President Trump said Tuesday during a Fox News virtual town hall that he wants the country’s economy re-opened by Easter amid questions over how long people should stay home and businesses should remain closed to slow the spread of coronavirus. Speaking from the Rose Garden alongside others on his coronavirus taskforce, Trump said he “would love to have the country opened up and just raring to go by Easter.” The holiday this year lands on April 12.
The President also reiterated his argument that he doesn’t want “to turn the country off” and to see a continued economic downfall from the pandemic. “We lose thousands and thousands of people a year to the flu. We don’t turn the country off,” Trump said during the interview. He added: “We lose much more than that to automobile accidents. We don’t call up the automobile companies and say stop making cars. We have to get back to work.”
The President’s optimism of course is countered by all of the panic and anti-trump rhetoric of the media. Have you heard the media report the praise for the actions of the president from unlikely leaders like the governors of California and New York? Some of the closures are clearly the result of the panic created by the media. The rest is truly to ease of contagion of the virus.
The president’s prediction that the U.S. economy would be up-and-running by Easter, however, is tempered by comments earlier in the day by top officials at the Pentagon who predicted the COVID-19 outbreak could last anywhere from 10 weeks to three months.
Trump’s thoughts about getting people back to work sets up a potential conflict with medical professionals, including many within his government, who have called for more social restrictions to slow the spread of the virus, not fewer.
For weeks now, millions of Americans have been practicing “social distancing” in an effort to “flatten the curve” of increasing Chinese Coronavirus infections.

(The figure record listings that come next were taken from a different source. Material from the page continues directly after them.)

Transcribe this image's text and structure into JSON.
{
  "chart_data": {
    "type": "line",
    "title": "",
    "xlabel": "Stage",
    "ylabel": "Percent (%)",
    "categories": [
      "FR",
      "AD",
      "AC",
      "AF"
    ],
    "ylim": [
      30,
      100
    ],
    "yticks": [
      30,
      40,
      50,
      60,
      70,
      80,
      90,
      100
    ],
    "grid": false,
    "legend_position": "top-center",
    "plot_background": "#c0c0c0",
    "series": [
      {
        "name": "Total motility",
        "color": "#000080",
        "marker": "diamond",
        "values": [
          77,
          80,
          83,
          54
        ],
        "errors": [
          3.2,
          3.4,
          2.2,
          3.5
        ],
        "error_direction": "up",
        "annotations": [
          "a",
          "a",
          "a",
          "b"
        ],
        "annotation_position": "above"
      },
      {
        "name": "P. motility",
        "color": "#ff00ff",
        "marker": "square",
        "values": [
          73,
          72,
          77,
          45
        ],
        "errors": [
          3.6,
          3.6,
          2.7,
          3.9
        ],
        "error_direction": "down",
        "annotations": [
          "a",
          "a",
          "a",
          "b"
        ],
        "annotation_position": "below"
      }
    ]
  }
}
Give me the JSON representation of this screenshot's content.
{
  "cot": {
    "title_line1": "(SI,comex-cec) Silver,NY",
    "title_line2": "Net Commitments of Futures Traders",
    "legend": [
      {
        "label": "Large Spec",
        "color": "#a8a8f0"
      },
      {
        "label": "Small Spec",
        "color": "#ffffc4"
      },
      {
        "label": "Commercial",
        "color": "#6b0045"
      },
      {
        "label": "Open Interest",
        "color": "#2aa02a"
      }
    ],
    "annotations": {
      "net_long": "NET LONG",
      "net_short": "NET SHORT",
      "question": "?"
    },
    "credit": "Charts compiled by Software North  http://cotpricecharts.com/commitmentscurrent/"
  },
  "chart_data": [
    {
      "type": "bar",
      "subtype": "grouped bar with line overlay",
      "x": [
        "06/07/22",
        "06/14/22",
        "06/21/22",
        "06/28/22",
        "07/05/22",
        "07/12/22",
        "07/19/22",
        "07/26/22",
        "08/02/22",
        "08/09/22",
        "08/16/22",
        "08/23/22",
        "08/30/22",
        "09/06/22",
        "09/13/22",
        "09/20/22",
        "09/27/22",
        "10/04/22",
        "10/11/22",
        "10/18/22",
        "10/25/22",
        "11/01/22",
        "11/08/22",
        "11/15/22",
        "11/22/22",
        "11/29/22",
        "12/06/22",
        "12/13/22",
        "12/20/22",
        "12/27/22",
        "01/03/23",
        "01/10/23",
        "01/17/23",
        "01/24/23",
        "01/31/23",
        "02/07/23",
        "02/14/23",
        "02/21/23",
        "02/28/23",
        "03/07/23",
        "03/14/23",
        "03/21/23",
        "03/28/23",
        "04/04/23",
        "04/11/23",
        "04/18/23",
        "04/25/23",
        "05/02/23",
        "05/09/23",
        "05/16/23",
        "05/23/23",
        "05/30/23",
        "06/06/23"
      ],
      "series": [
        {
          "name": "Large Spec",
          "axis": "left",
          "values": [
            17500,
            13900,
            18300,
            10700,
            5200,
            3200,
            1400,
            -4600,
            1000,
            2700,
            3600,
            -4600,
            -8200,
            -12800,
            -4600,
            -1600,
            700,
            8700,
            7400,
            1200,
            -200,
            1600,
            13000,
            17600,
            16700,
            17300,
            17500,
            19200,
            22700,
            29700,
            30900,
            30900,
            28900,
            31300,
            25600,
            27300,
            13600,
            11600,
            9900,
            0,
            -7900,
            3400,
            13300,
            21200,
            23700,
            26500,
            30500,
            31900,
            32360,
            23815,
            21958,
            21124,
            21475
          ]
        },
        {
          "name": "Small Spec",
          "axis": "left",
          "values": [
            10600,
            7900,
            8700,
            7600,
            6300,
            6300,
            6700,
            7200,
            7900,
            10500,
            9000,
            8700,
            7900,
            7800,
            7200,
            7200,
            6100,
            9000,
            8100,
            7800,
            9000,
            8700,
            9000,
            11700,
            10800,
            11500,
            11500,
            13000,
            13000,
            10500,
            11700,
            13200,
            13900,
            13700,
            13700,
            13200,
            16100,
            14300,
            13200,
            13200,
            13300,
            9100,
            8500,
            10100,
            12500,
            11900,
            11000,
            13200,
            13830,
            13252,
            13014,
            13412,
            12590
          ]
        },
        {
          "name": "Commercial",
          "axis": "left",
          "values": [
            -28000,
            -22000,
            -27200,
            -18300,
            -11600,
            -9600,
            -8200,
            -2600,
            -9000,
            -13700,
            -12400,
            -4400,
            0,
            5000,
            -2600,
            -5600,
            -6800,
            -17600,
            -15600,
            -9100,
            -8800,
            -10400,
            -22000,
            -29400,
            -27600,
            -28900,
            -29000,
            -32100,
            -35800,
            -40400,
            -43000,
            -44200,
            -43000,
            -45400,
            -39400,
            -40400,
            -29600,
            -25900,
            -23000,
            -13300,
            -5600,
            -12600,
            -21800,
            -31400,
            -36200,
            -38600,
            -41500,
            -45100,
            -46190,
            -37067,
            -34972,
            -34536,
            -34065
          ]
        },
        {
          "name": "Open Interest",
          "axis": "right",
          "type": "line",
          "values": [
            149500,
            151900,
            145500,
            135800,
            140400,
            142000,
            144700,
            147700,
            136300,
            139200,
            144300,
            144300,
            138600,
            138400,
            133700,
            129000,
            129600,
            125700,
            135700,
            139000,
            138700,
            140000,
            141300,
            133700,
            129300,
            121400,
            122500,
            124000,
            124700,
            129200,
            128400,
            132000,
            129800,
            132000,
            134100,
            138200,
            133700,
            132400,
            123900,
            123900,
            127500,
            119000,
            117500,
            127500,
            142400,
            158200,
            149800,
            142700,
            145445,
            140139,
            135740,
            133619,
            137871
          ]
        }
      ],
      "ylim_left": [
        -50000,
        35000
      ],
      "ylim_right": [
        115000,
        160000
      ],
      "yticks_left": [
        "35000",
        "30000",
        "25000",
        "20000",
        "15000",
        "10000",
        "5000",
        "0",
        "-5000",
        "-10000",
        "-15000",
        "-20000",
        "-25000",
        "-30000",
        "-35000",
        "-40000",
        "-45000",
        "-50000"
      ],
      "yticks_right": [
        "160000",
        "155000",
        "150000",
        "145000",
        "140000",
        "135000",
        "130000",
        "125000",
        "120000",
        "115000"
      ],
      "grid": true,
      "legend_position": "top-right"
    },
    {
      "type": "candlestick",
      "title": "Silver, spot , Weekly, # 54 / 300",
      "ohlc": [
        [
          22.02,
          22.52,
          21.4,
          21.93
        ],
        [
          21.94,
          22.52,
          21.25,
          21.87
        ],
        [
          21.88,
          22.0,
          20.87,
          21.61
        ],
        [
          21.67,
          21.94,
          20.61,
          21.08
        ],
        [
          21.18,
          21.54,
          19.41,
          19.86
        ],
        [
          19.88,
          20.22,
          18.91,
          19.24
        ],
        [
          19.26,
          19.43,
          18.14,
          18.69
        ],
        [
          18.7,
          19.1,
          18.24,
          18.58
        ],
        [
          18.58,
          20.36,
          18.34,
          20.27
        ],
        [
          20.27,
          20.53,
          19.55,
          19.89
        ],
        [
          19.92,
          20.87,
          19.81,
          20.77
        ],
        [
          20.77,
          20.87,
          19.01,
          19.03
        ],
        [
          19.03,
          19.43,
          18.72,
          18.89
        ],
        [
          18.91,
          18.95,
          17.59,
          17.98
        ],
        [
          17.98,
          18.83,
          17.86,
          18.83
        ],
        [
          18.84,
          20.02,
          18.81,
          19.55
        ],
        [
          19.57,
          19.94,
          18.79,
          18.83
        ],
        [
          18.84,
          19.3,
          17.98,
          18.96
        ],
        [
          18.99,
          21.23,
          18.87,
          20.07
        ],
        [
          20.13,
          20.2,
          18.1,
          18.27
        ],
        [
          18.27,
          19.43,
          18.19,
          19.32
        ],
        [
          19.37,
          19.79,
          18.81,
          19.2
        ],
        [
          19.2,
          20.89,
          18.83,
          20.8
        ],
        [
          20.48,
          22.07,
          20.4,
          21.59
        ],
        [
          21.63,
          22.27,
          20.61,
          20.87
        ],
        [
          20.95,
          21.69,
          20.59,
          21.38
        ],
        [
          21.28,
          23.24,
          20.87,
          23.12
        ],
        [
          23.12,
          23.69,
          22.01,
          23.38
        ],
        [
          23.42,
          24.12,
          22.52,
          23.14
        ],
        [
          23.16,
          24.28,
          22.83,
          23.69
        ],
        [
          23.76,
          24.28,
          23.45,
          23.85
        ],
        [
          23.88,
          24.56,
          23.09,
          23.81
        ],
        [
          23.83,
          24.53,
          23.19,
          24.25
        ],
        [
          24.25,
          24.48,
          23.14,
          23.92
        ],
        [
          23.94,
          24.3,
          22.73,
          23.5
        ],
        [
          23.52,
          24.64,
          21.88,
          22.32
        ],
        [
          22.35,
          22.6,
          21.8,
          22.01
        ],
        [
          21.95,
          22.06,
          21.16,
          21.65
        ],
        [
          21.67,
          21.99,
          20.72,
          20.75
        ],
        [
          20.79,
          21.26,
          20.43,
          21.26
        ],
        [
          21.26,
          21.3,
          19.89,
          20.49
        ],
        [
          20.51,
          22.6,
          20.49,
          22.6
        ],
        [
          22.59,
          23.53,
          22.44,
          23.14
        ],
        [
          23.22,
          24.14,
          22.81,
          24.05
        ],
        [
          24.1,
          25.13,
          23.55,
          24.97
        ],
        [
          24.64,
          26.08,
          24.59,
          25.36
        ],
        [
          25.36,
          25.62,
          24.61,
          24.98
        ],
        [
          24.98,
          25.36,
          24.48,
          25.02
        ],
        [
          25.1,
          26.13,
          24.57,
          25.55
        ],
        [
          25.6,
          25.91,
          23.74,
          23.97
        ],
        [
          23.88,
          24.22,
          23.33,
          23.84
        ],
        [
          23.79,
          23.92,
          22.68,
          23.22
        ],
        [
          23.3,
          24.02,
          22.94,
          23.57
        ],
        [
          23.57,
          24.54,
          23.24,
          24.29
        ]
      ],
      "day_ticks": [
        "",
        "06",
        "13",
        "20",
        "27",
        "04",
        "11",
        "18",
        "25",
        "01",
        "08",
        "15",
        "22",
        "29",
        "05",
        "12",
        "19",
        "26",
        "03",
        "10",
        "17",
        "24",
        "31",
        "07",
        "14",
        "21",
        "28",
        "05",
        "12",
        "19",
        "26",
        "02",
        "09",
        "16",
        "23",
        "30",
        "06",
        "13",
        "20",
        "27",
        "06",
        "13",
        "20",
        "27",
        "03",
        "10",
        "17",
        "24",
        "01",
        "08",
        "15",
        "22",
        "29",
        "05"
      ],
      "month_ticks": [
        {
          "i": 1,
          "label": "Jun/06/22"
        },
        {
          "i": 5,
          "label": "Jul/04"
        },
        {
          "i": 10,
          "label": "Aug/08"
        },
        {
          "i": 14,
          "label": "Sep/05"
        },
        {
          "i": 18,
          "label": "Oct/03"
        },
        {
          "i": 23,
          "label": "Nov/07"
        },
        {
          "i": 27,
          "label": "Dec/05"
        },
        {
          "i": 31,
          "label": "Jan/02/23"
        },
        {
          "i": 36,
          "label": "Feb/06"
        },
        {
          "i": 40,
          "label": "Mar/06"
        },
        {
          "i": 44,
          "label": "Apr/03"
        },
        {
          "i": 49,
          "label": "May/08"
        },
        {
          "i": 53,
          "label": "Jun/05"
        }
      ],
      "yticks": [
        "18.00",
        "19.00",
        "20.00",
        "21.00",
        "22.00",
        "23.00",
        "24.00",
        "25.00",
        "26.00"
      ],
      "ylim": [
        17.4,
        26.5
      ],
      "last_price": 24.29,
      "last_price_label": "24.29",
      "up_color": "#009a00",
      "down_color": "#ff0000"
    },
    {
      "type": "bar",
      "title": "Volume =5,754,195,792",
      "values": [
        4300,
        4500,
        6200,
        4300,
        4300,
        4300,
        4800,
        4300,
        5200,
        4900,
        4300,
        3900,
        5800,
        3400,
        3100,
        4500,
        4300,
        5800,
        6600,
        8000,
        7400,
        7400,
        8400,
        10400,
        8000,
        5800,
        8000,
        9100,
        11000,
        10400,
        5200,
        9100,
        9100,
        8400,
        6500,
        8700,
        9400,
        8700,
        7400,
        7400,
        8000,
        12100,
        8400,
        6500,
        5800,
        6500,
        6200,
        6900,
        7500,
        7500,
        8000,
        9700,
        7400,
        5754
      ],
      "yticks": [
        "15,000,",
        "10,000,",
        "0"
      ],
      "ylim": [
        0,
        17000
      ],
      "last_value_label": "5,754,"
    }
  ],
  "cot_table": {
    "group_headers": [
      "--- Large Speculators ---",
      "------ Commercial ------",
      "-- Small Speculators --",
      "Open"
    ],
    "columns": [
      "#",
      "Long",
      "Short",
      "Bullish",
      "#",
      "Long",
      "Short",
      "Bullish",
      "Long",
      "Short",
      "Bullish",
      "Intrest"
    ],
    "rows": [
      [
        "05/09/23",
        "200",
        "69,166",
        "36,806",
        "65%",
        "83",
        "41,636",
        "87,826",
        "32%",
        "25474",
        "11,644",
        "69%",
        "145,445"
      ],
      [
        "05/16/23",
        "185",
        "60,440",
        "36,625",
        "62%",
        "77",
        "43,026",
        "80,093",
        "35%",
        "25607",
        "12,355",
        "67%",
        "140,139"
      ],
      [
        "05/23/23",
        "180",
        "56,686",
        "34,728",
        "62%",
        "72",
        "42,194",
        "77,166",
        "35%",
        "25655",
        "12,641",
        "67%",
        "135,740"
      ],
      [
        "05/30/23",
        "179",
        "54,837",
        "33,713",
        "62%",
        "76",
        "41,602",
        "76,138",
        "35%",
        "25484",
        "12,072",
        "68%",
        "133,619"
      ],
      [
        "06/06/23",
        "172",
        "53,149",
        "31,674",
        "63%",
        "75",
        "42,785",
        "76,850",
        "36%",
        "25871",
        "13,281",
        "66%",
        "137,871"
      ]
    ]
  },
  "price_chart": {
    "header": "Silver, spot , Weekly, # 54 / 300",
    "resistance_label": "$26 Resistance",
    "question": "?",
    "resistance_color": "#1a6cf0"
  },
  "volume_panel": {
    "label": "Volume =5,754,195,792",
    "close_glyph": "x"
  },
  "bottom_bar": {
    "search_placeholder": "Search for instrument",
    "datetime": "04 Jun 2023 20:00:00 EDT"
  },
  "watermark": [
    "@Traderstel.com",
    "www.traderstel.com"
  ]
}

Governors in California and New York have issued “stay at home orders” and closed “non-essential” businesses in an effort to stem the growth of the illness. Other states have made similar or more limited declarations or are considering them. Most states have ended the school year and are trying some form of remote education. This would be more practical if every school child had a computer and every home had the internet. (This will be the subject of a whole new article as I learn from the experience of our grandchildren.
While more than 40,000 Americans currently are infected with Chinese Coronavirus, hundreds of millions of others are suffering from the outbreak’s related effects. The U.S. economy is in shambles. The stock market has seen catastrophic losses. Out of an abundance of caution, millions of workers have been sent home. Thousands have been laid off. Restaurants and businesses have been shuttered, and many — especially small ones — may not re-open.
The negative financial impact of the shutdown/quarantine strategy gets worse every day. But are these widespread, but hopefully short-term, economic losses necessary? Will they avert a long-term economic crisis that could potentially kill hundreds of thousands?
As we come full circle from the Rose Garden’s hope of today about opening the country by Easter to the risk of opening the government prematurely maybe there is a compromise solution.
Some places like Wyoming and many of the other mid-western states have few cases of the virus. Many locales in even New York have few cases. Such an analysis of the country suggests that there are large pockets of minimal contamination. Also we know that the vulnerable population groups are the elderly and those with pre-existing conditions. Younger Americans my get the virus but the effects are minimal. This suggests another way to dice who can go back to work—non-threatened folks.
It is only smart to continue to limit large gatherings but many other social interactions can be resumed in selected locales.
To me the biggest threat while living is Kansas is flying on commercial aircraft. The airlines should use some of their stimulus money to devise methods of purifying the air inside their planes while they are in flight.
Of course travel is one of the biggest threats to the selective isolation that I have suggested (age and locale) as the virus can be brought from one of the isolated pockets to a relatively clear zone.
As the country and its leadership struggle with the dilemma pointed out here it would be terribly helpful if the media could stop the hate Trump rhetoric and substitute a support for America theme—why not try telling folks what is good? Or be truly complete in its reporting—“New York City is out of certain needed items because the administration forgot to order them and the government has not been able to fill all of its needs yet.” “Areas critically impacted are in New York, where they did not cancel Lunar New year celebrations.” Complete and accurate reporting and positive stories about women in Kansas making facemasks for a local hospital would also be nice to hear.
I ask my readers to consider the closure of the society and the risks from that versus the closure of the economy and the much longer and possibly worse impact from that. What is worse—some deaths from the virus or a depression?
I think recovery will take longer and the economy especially will take a very long time to get on its feet.
I don’t know what, but the restaurant industry will make some significant changes in how they operate.